Dans la journée, les prêtres emportèrent le petit corps dans le temple, où devaient s’accomplir les rituels de l’embaumement, qui dureraient près de soixante-dix jours. Pâle et amaigri, Imhotep trouva malgré tout le courage de pratiquer lui-même les gestes sacrés. Un doute profond l’avait envahi. Depuis toujours, on avait considéré le cœur comme le siège des émotions et le maître du corps. Or, Inkha-Es avait été frappée à la tête. Était-il possible que l’étrange matière blanchâtre contenue dans le crâne eût une importance plus grande qu’on ne l’avait cru jusqu’à présent ? Pourtant, lorsque l’on éprouvait une émotion, le cœur ne se mettait-il pas à battre plus vite ? Et quand il s’arrêtait, la vie cessait. Il y avait là un mystère qu’il ne s’expliquait pas. La tête recouverte du masque noir d’Anubis, il exécuta avec solennité chacun des rites qui devait préparer la défunte à sa vie future. Il ne faisait aucun doute dans l’esprit du grand vizir que son cœur serait bien moins lourd que la plume de Maât.
Le foie, les poumons, l’estomac et les intestins furent ôtés de l’abdomen et déposés dans quatre vases canopes fermés chacun par une pierre taillée et plate, sur laquelle figuraient les représentations des quatre fils d’Horus, Amset, Hâpy, Douamoutef et Qebesennouf. Ces quatre dieux étaient placés eux-mêmes sous la protection d’Isis, Nephtys, Neith et Selkit. Le corps, vidé de ses viscères et de son cerveau fut ensuite plongé dans le natron, où il séjournerait pendant plus de deux mois.
Lorsque Imhotep sortit du temple, quelques jours plus tard, son aspect avait changé. La coutume des prêtres exigeait qu’il fût épilé tous les trois jours. Cette règle n’était plus respectée dans un seul cas : celui de la perte d’un être cher.
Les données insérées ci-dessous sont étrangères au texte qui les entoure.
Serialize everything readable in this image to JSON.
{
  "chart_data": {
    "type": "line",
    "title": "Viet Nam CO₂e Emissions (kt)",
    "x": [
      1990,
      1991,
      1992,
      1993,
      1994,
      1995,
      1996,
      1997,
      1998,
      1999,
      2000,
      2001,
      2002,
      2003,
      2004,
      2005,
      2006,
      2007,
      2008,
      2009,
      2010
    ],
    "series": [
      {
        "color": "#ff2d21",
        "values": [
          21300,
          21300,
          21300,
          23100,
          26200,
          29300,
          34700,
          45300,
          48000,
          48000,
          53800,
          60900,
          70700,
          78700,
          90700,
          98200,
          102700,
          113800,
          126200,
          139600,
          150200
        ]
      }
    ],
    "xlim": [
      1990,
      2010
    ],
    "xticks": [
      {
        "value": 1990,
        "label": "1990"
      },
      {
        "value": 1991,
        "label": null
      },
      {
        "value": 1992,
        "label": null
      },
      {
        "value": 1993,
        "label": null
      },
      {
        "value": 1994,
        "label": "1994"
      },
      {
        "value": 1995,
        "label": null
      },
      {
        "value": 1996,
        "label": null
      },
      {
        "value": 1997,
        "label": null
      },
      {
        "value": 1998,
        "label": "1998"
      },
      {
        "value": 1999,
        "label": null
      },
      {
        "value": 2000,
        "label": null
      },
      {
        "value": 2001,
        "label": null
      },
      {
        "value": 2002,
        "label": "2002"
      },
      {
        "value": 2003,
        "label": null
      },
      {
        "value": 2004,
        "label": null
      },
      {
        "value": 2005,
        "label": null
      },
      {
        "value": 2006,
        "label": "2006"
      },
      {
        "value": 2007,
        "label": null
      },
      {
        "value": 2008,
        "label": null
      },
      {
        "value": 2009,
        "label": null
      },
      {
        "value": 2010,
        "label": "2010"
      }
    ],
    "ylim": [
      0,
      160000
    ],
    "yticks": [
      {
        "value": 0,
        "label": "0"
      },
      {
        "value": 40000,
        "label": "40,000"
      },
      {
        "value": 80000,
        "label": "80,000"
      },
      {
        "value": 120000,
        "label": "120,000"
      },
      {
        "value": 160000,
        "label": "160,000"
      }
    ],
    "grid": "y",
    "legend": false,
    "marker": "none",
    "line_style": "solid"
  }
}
Aussi le grand vizir arborait-il des cheveux ras et une courte barbe, qu’il conserverait jusqu’à ce que la petite princesse défunte gagnât sa demeure d’éternité.
Le lendemain, lorsque le roi retrouva Imhotep, celui-ci lui déclara :
— La mort de ma petite-fille m’a bouleversé, mon fils. Dans mon aveuglement, j’avais fini par croire que ma médecine était infaillible. Il m’est pourtant arrivé souvent de perdre des malades. Mais j’ai aussi sauvé des hommes qui autrefois eussent été condamnés. Il ne faut pas que tout le savoir que Ouadji et moi avons accumulé soit oublié. Je vais consigner par écrit tout ce que j’ai appris au cours de ces longues années, afin que cette connaissance se transmette aux générations futures.
— Un livre de médecine…
— Avec le temps, mes successeurs iront plus loin que je ne suis allé. Ils perceront les mystères de la nature et ils finiront par trouver des remèdes à tous les maux qui frappent les hommes. Ainsi, la mort d’Inkha-Es n’aura pas été inutile[20].